Histoire
Les Armagnacs et les Bourguignons.
La maudite guerre
Dans son livre intitulé Les Armagnacs et les Bourguignons. La maudite guerre (1988), M. Schnerb se penche sur la guerre civile qui ravagea la France de 1410 à 1435. C'est une page sinistre de l'histoire de France, dont la lecture aide néanmoins à comprendre également l'histoire des Pays-Bas. En effet, l'un des protagonistes de l'épisode considéré était le duc de Bourgogne, qui portait aussi le titre de comte de Flandre. Entre lui et un autre membre de la dynastie des Valois, le duc d'Orléans, une âpre lutte s'était engagée afin d'exercer l'influence la plus grande sur le roi, lequel présentait, depuis 1392, les symptômes d'une démence périodique. Cette lutte aboutit à un conflit violent, connu sous le nom de ‘querelle des Armagnacs (partisans des Orléans) et des Bourguignons’.
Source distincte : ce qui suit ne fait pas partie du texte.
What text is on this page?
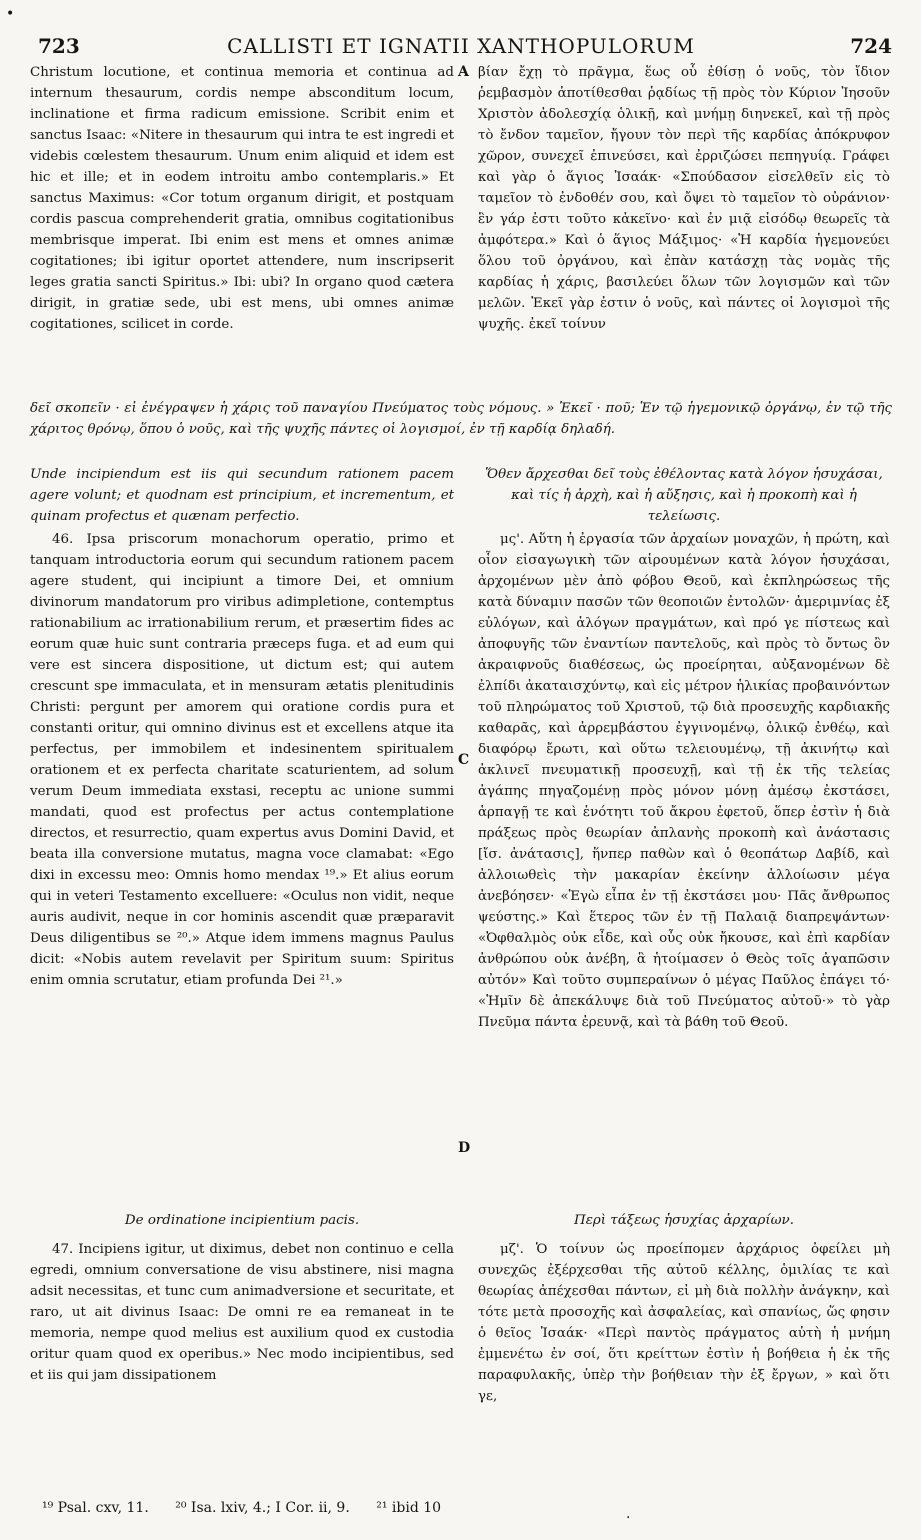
•
723	CALLISTI ET IGNATII XANTHOPULORUM	724

Christum locutione, et continua memoria et continua ad internum thesaurum, cordis nempe absconditum locum, inclinatione et firma radicum emissione. Scribit enim et sanctus Isaac: «Nitere in thesaurum qui intra te est ingredi et videbis cœlestem thesaurum. Unum enim aliquid et idem est hic et ille; et in eodem introitu ambo contemplaris.» Et sanctus Maximus: «Cor totum organum dirigit, et postquam cordis pascua comprehenderit gratia, omnibus cogitationibus membrisque imperat. Ibi enim est mens et omnes animæ cogitationes; ibi igitur oportet attendere, num inscripserit leges gratia sancti Spiritus.» Ibi: ubi? In organo quod cætera dirigit, in gratiæ sede, ubi est mens, ubi omnes animæ cogitationes, scilicet in corde.

A βίαν ἔχῃ τὸ πρᾶγμα, ἕως οὗ ἐθίσῃ ὁ νοῦς, τὸν ἴδιον ῥεμβασμὸν ἀποτίθεσθαι ῥᾳδίως τῇ πρὸς τὸν Κύριον Ἰησοῦν Χριστὸν ἀδολεσχίᾳ ὁλικῇ, καὶ μνήμῃ διηνεκεῖ, καὶ τῇ πρὸς τὸ ἔνδον ταμεῖον, ἤγουν τὸν περὶ τῆς καρδίας ἀπόκρυφον χῶρον, συνεχεῖ ἐπινεύσει, καὶ ἐρριζώσει πεπηγυίᾳ. Γράφει καὶ γὰρ ὁ ἅγιος Ἰσαάκ· «Σπούδασον εἰσελθεῖν εἰς τὸ ταμεῖον τὸ ἐνδοθέν σου, καὶ ὄψει τὸ ταμεῖον τὸ οὐράνιον· ἓν γάρ ἐστι τοῦτο κἀκεῖνο· καὶ ἐν μιᾷ εἰσόδῳ θεωρεῖς τὰ ἀμφότερα.» Καὶ ὁ ἅγιος Μάξιμος· «Ἡ καρδία ἡγεμονεύει ὅλου τοῦ ὀργάνου, καὶ ἐπὰν κατάσχῃ τὰς νομὰς τῆς καρδίας ἡ χάρις, βασιλεύει ὅλων τῶν λογισμῶν καὶ τῶν μελῶν. Ἐκεῖ γὰρ ἐστιν ὁ νοῦς, καὶ πάντες οἱ λογισμοὶ τῆς ψυχῆς. ἐκεῖ τοίνυν

δεῖ σκοπεῖν · εἰ ἐνέγραψεν ἡ χάρις τοῦ παναγίου Πνεύματος τοὺς νόμους. » Ἐκεῖ · ποῦ; Ἐν τῷ ἡγεμονικῷ ὀργάνῳ, ἐν τῷ τῆς χάριτος θρόνῳ, ὅπου ὁ νοῦς, καὶ τῆς ψυχῆς πάντες οἱ λογισμοί, ἐν τῇ καρδίᾳ δηλαδή.

Unde incipiendum est iis qui secundum rationem pacem agere volunt; et quodnam est principium, et incrementum, et quinam profectus et quænam perfectio.

Ὅθεν ἄρχεσθαι δεῖ τοὺς ἐθέλοντας κατὰ λόγον ἡσυχάσαι, καὶ τίς ἡ ἀρχὴ, καὶ ἡ αὔξησις, καὶ ἡ προκοπὴ καὶ ἡ τελείωσις.

46. Ipsa priscorum monachorum operatio, primo et tanquam introductoria eorum qui secundum rationem pacem agere student, qui incipiunt a timore Dei, et omnium divinorum mandatorum pro viribus adimpletione, contemptus rationabilium ac irrationabilium rerum, et præsertim fides ac eorum quæ huic sunt contraria præceps fuga. et ad eum qui vere est sincera dispositione, ut dictum est; qui autem crescunt spe immaculata, et in mensuram ætatis plenitudinis Christi: pergunt per amorem qui oratione cordis pura et constanti oritur, qui omnino divinus est et excellens atque ita perfectus, per immobilem et indesinentem spiritualem orationem et ex perfecta charitate scaturientem, ad solum verum Deum immediata exstasi, receptu ac unione summi mandati, quod est profectus per actus contemplatione directos, et resurrectio, quam expertus avus Domini David, et beata illa conversione mutatus, magna voce clamabat: «Ego dixi in excessu meo: Omnis homo mendax ¹⁹.» Et alius eorum qui in veteri Testamento excelluere: «Oculus non vidit, neque auris audivit, neque in cor hominis ascendit quæ præparavit Deus diligentibus se ²⁰.» Atque idem immens magnus Paulus dicit: «Nobis autem revelavit per Spiritum suum: Spiritus enim omnia scrutatur, etiam profunda Dei ²¹.»

C
D

μς'. Αὕτη ἡ ἐργασία τῶν ἀρχαίων μοναχῶν, ἡ πρώτη, καὶ οἷον εἰσαγωγικὴ τῶν αἱρουμένων κατὰ λόγον ἡσυχάσαι, ἀρχομένων μὲν ἀπὸ φόβου Θεοῦ, καὶ ἐκπληρώσεως τῆς κατὰ δύναμιν πασῶν τῶν θεοποιῶν ἐντολῶν· ἀμεριμνίας ἐξ εὐλόγων, καὶ ἀλόγων πραγμάτων, καὶ πρό γε πίστεως καὶ ἀποφυγῆς τῶν ἐναντίων παντελοῦς, καὶ πρὸς τὸ ὄντως ὂν ἀκραιφνοῦς διαθέσεως, ὡς προείρηται, αὐξανομένων δὲ ἐλπίδι ἀκαταισχύντῳ, καὶ εἰς μέτρον ἡλικίας προβαινόντων τοῦ πληρώματος τοῦ Χριστοῦ, τῷ διὰ προσευχῆς καρδιακῆς καθαρᾶς, καὶ ἀρρεμβάστου ἐγγινομένῳ, ὁλικῷ ἐνθέῳ, καὶ διαφόρῳ ἔρωτι, καὶ οὕτω τελειουμένῳ, τῇ ἀκινήτῳ καὶ ἀκλινεῖ πνευματικῇ προσευχῇ, καὶ τῇ ἐκ τῆς τελείας ἀγάπης πηγαζομένῃ πρὸς μόνον μόνῃ ἀμέσῳ ἐκστάσει, ἁρπαγῇ τε καὶ ἑνότητι τοῦ ἄκρου ἐφετοῦ, ὅπερ ἐστὶν ἡ διὰ πράξεως πρὸς θεωρίαν ἀπλανὴς προκοπὴ καὶ ἀνάστασις [ἴσ. ἀνάτασις], ἥνπερ παθὼν καὶ ὁ θεοπάτωρ Δαβίδ, καὶ ἀλλοιωθεὶς τὴν μακαρίαν ἐκείνην ἀλλοίωσιν μέγα ἀνεβόησεν· «Ἐγὼ εἶπα ἐν τῇ ἐκστάσει μου· Πᾶς ἄνθρωπος ψεύστης.» Καὶ ἕτερος τῶν ἐν τῇ Παλαιᾷ διαπρεψάντων· «Ὀφθαλμὸς οὐκ εἶδε, καὶ οὖς οὐκ ἤκουσε, καὶ ἐπὶ καρδίαν ἀνθρώπου οὐκ ἀνέβη, ἃ ἡτοίμασεν ὁ Θεὸς τοῖς ἀγαπῶσιν αὐτόν» Καὶ τοῦτο συμπεραίνων ὁ μέγας Παῦλος ἐπάγει τό· «Ἡμῖν δὲ ἀπεκάλυψε διὰ τοῦ Πνεύματος αὐτοῦ·» τὸ γὰρ Πνεῦμα πάντα ἐρευνᾷ, καὶ τὰ βάθη τοῦ Θεοῦ.

De ordinatione incipientium pacis.

47. Incipiens igitur, ut diximus, debet non continuo e cella egredi, omnium conversatione de visu abstinere, nisi magna adsit necessitas, et tunc cum animadversione et securitate, et raro, ut ait divinus Isaac: De omni re ea remaneat in te memoria, nempe quod melius est auxilium quod ex custodia oritur quam quod ex operibus.» Nec modo incipientibus, sed et iis qui jam dissipationem

Περὶ τάξεως ἡσυχίας ἀρχαρίων.

μζ'. Ὁ τοίνυν ὡς προείπομεν ἀρχάριος ὀφείλει μὴ συνεχῶς ἐξέρχεσθαι τῆς αὐτοῦ κέλλης, ὁμιλίας τε καὶ θεωρίας ἀπέχεσθαι πάντων, εἰ μὴ διὰ πολλὴν ἀνάγκην, καὶ τότε μετὰ προσοχῆς καὶ ἀσφαλείας, καὶ σπανίως, ὥς φησιν ὁ θεῖος Ἰσαάκ· «Περὶ παντὸς πράγματος αὐτὴ ἡ μνήμη ἐμμενέτω ἐν σοί, ὅτι κρείττων ἐστὶν ἡ βοήθεια ἡ ἐκ τῆς παραφυλακῆς, ὑπὲρ τὴν βοήθειαν τὴν ἐξ ἔργων, » καὶ ὅτι γε,

¹⁹ Psal. cxv, 11. ²⁰ Isa. lxiv, 4.; I Cor. ii, 9. ²¹ ibid 10
·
M. Schnerb a synthétisé dans un ouvrage clair et très lisible les découvertes et les interprétations qui ont été faites récemment dans ce domaine historique complexe, en les assortissant de quelques résultats intéressants obtenus au terme de recherches personnelles. En outre, il a réussi à éclairer les aspects ‘modernes’ de cette guerre civile du xve siècle.
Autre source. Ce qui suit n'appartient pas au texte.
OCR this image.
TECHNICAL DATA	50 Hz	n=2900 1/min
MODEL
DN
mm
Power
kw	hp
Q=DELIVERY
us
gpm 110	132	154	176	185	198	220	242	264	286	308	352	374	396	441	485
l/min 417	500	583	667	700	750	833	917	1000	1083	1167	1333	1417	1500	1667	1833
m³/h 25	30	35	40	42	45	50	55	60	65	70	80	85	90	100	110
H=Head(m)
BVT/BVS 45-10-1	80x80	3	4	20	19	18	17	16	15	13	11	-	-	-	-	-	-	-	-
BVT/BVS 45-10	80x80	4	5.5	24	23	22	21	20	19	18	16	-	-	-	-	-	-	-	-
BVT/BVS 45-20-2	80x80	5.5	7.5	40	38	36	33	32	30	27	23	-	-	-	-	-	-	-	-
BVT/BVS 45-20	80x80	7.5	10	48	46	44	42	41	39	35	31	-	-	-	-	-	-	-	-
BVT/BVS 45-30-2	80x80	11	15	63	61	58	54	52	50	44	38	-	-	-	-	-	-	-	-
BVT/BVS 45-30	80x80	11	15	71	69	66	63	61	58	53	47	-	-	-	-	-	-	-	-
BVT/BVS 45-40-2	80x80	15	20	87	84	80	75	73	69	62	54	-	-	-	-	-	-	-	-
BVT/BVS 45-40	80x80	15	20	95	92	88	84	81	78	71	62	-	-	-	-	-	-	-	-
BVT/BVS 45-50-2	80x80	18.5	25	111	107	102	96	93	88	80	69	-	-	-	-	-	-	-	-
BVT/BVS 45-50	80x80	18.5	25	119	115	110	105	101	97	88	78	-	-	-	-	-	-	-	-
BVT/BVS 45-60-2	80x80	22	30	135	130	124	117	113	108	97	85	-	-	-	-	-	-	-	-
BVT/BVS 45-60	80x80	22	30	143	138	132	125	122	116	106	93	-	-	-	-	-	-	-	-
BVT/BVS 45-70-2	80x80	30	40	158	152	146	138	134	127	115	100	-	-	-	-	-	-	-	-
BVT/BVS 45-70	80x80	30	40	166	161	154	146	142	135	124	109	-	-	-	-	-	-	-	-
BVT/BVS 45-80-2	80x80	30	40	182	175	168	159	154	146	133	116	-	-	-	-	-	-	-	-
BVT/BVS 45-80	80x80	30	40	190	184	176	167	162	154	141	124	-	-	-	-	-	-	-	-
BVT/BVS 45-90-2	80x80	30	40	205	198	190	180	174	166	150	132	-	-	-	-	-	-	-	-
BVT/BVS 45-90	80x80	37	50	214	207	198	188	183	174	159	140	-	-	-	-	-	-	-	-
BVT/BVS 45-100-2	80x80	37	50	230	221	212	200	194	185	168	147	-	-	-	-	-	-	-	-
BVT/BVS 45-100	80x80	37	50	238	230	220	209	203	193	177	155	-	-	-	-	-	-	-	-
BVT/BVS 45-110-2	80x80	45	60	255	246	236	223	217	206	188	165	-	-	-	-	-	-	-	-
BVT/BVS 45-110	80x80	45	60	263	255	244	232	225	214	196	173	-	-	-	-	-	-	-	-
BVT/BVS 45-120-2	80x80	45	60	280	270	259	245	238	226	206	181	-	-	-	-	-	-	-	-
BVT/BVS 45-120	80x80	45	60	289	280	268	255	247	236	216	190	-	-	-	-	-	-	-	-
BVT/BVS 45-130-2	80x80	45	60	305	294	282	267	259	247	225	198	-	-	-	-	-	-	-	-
Dans le cadre du présent article, il convient de s'étendre quelque peu sur le rôle du duc de Bourgogne. M. Schnerb souscrit à l'opinion soutenue depuis peu, selon laquelle la rivalité entre le duc d'Orléans et le duc de Bourgogne reflétait bien moins un choc entre deux ambitions qu'une opposition entre deux conceptions de l'Etat. D'Orléans plaidait en faveur du progrès effréné de l'Etat français (c'est-à-dire d'une centralisation poursuivie aux dépens des principautés assujetties, telle la Bourgogne-Flandre), alors que le duc de Bourgogne défendait les valeurs et les libertés anciennes de même que la tradition politique, dont la consolidation du pouvoir étatique causait la perte. L'opinion exposée ci-avant met bien en lumière les raisons qui expliquent comment un litige entre deux membres d'une même dynastie put à ce point diviser l'ensemble du royaume pendant des années.
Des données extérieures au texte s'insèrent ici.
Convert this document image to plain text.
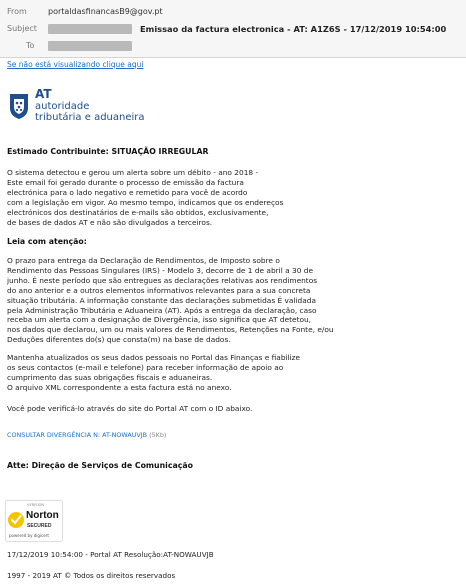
From	portaldasfinancasB9@gov.pt
Subject	Emissao da factura electronica - AT: A1Z6S - 17/12/2019 10:54:00
To
Se não está visualizando clique aqui
AT
autoridade
tributária e aduaneira
Estimado Contribuinte: SITUAÇÃO IRREGULAR
O sistema detectou e gerou um alerta sobre um débito - ano 2018 -
Este email foi gerado durante o processo de emissão da factura
electrónica para o lado negativo e remetido para você de acordo
com a legislação em vigor. Ao mesmo tempo, indicamos que os endereços
electrónicos dos destinatários de e-mails são obtidos, exclusivamente,
de bases de dados AT e não são divulgados a terceiros.
Leia com atenção:
O prazo para entrega da Declaração de Rendimentos, de Imposto sobre o
Rendimento das Pessoas Singulares (IRS) - Modelo 3, decorre de 1 de abril a 30 de
junho. É neste período que são entregues as declarações relativas aos rendimentos
do ano anterior e a outros elementos informativos relevantes para a sua concreta
situação tributária. A informação constante das declarações submetidas É validada
pela Administração Tributária e Aduaneira (AT). Após a entrega da declaração, caso
receba um alerta com a designação de Divergência, isso significa que AT detetou,
nos dados que declarou, um ou mais valores de Rendimentos, Retenções na Fonte, e/ou
Deduções diferentes do(s) que consta(m) na base de dados.
Mantenha atualizados os seus dados pessoais no Portal das Finanças e fiabilize
os seus contactos (e-mail e telefone) para receber informação de apoio ao
cumprimento das suas obrigações fiscais e aduaneiras.
O arquivo XML correspondente a esta factura está no anexo.
Você pode verificá-lo através do site do Portal AT com o ID abaixo.
CONSULTAR DIVERGÊNCIA N: AT-NOWAUVJB (5Kb)
Atte: Direção de Serviços de Comunicação
VERISIGN
Norton
SECURED
powered by digicert
17/12/2019 10:54:00 - Portal AT Resolução:AT-NOWAUVJB
1997 - 2019 AT © Todos os direitos reservados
A cet égard, l'auteur aurait pu toutefois souligner davantage les raisons exactes qui poussèrent ce duc de Bourgogne, Philippe II le Hardi (1363-1404), et après lui Jean sans Peur (1404-1419) à tenter de freiner la croissance de l'Etat français. Ainsi aurait-il pu évoquer leur désir de voir se constituer un Etat ‘bourguignon’ indépendant aux côtés de la France. Les régions clefs de cet Etat, qui réunirait vers 1450 la majorité des principautés des Pays-Bas, seraient le duché de Bourgogne et le comté de Flandre, tous deux politiquement inféodés à la couronne française. Leur autonomisme se manifesta avec plus de force dès lors que la consolidation de l'autorité monarchique fut stoppée. Cependant, M. Schnerb estime que la construction de l'Etat bourguignon commença seulement
Portrait du duc Philippe le Bon (1396-1469). Musée Groeninge, Bruges. Copie d'un original qui fut probablement peint par Rogier van der Weyden.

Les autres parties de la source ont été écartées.